Wie das Feuerwerk der Turnkunst nach Bremen kam und für Bremen 1860 zu einer Erfolgsgeschichte wurde

Das Feuerwerk der Turnkunst ist ein echter Dauerbrenner: Zum 32. Mal findet Europas größte Turnshow in diesem Jahr bereits statt und sorgt auf ihrer Deutschland-­Tournee in 22 Städten, darunter Hamburg, Köln, Berlin und München, für volle Hallen. Auch Bremen ist eine Station dieser vierwöchigen Tournee, zum 16. Mal nun schon. Am Montag, 30. Dezember, gibt es in der ÖVB-Arena zwei Vorstellungen, Beginn ist um 14 und um 19 Uhr.
Bundesweit lockt die inhaltlich von Regisseurin und Choreografin Heidi Aguilar aus Hannover ausgestaltete Gala rund 250 000 Besucher an. In Bremen erwartet Bremen 1860 als Veranstalter in Summe beider Aufführungen etwa 15 000 Zuschauer. „Die Gala bietet Show, Spektakel und sportliche Höchstleistungen“, sagt Jan Brüning, Projektleiter der Bremer Agentur Spospom, die das Feuerwerk der Turnkunst für Bremen 1860 nun schon seit zehn Jahren vermarktet. Das Konzept der Turnshow hat sich bewährt. Dabei gab es in Bremen anfänglich große Zweifel daran.

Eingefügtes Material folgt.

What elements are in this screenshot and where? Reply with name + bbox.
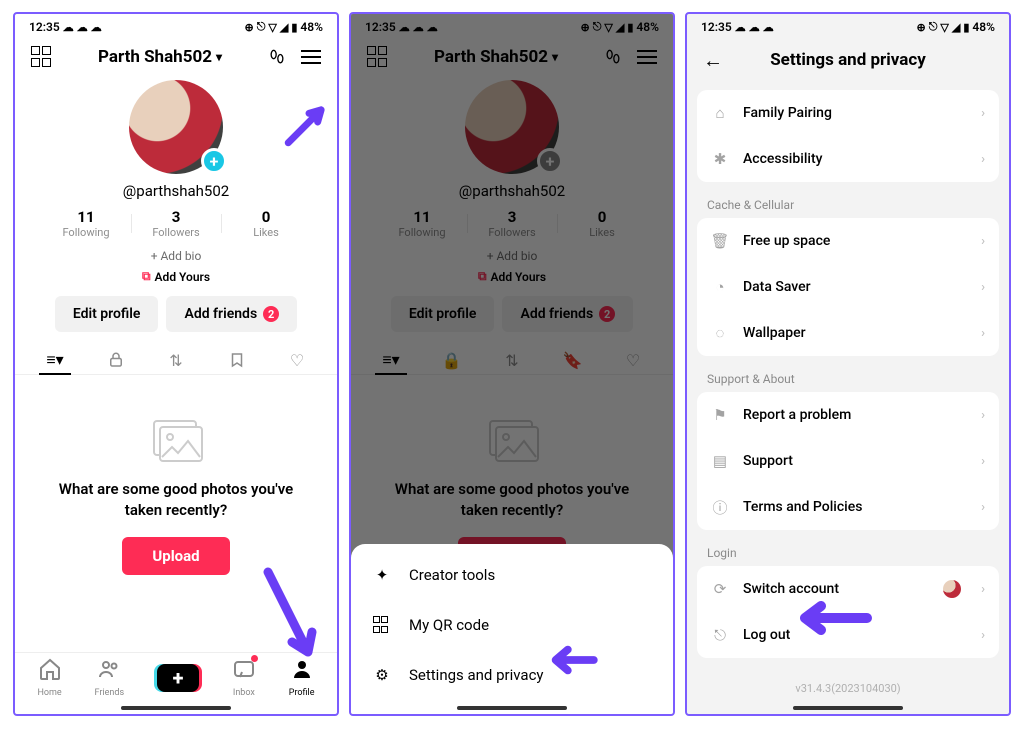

Viele Jahre lang war Bremen 1860 in der altehrwürdigen Stadthalle als Gastgeber von Turnveranstaltungen aufgetreten. 1988 hatte „Faszination Turnkunst“ Premiere gefeiert, danach gab es bis zum Jahr 2000 die Turngala des Deutschen Turnerbundes (DTB). Beide Veranstaltungen hatten inhaltlich eines gemeinsam: Es wurden national und international erfolgreiche Kunstturner, darunter beispielsweise auch Olympiasieger aus Russland, verpflichtet, die bei diesen Auftritten ihre anspruchsvollen Übungen präsentierten. Was letztlich nicht so richtig zog, wie Horst Neumann, der langjährige Geschäftsführer von Bremen 1860, einräumt. „Es gab zu wenig Showelemente.“ Der Verein nahm also Abstand von solchen Veranstaltungen, „und danach hatten wir dann zunächst einmal nichts mehr“, sagt Neumann.

Nichts mehr, bis Horst Neumann 2003 mit seinem Freund Claus Kleyboldt ins Gespräch kam. Der frühere Stadthallen-Geschäftsführer machte ihn auf einen großen Artikel in einer Hamburger Zeitung aufmerksam, Thema war das Feuerwerk der Turnkunst. „Wäre das nicht auch was für uns in Bremen?“, wollte Kleyboldt wissen. „Kannste vergessen“, antwortete Neumann spontan. „Das ist wieder nur so eine Turnshow mit Aktiven aller Abteilungen und ein paar Clowns dazu.“ Ein wenig neugierig geworden war der frühere Kunstturner dann aber doch. Er nahm Kontakt zum Veranstalter in Hannover auf – und fuhr schließlich gemeinsam mit Claus Kleyboldt zu einer Aufführung, um sich persönlich einen Eindruck davon zu verschaffen.

„Es war besser, als ich es erwartet hatte“, sagt Horst Neumann. In Partnerschaft mit der Stadthalle holte Bremen 1860 das Feuerwerk der Turnkunst also nach Bremen, erstmals 2005 und damals noch in Halle 7. Die Premiere war ausverkauft, und auch im Folgejahr lockte das Event rund 4000 Zuschauer an. Die Skepsis war dahin. Bremen 1860 wurde mutiger. Ging allein ins Risiko – und zog erstmals in die neu ausgebaute, große Arena. „Ein bisschen Schiss hatte ich damals schon“, gibt Neumann zu.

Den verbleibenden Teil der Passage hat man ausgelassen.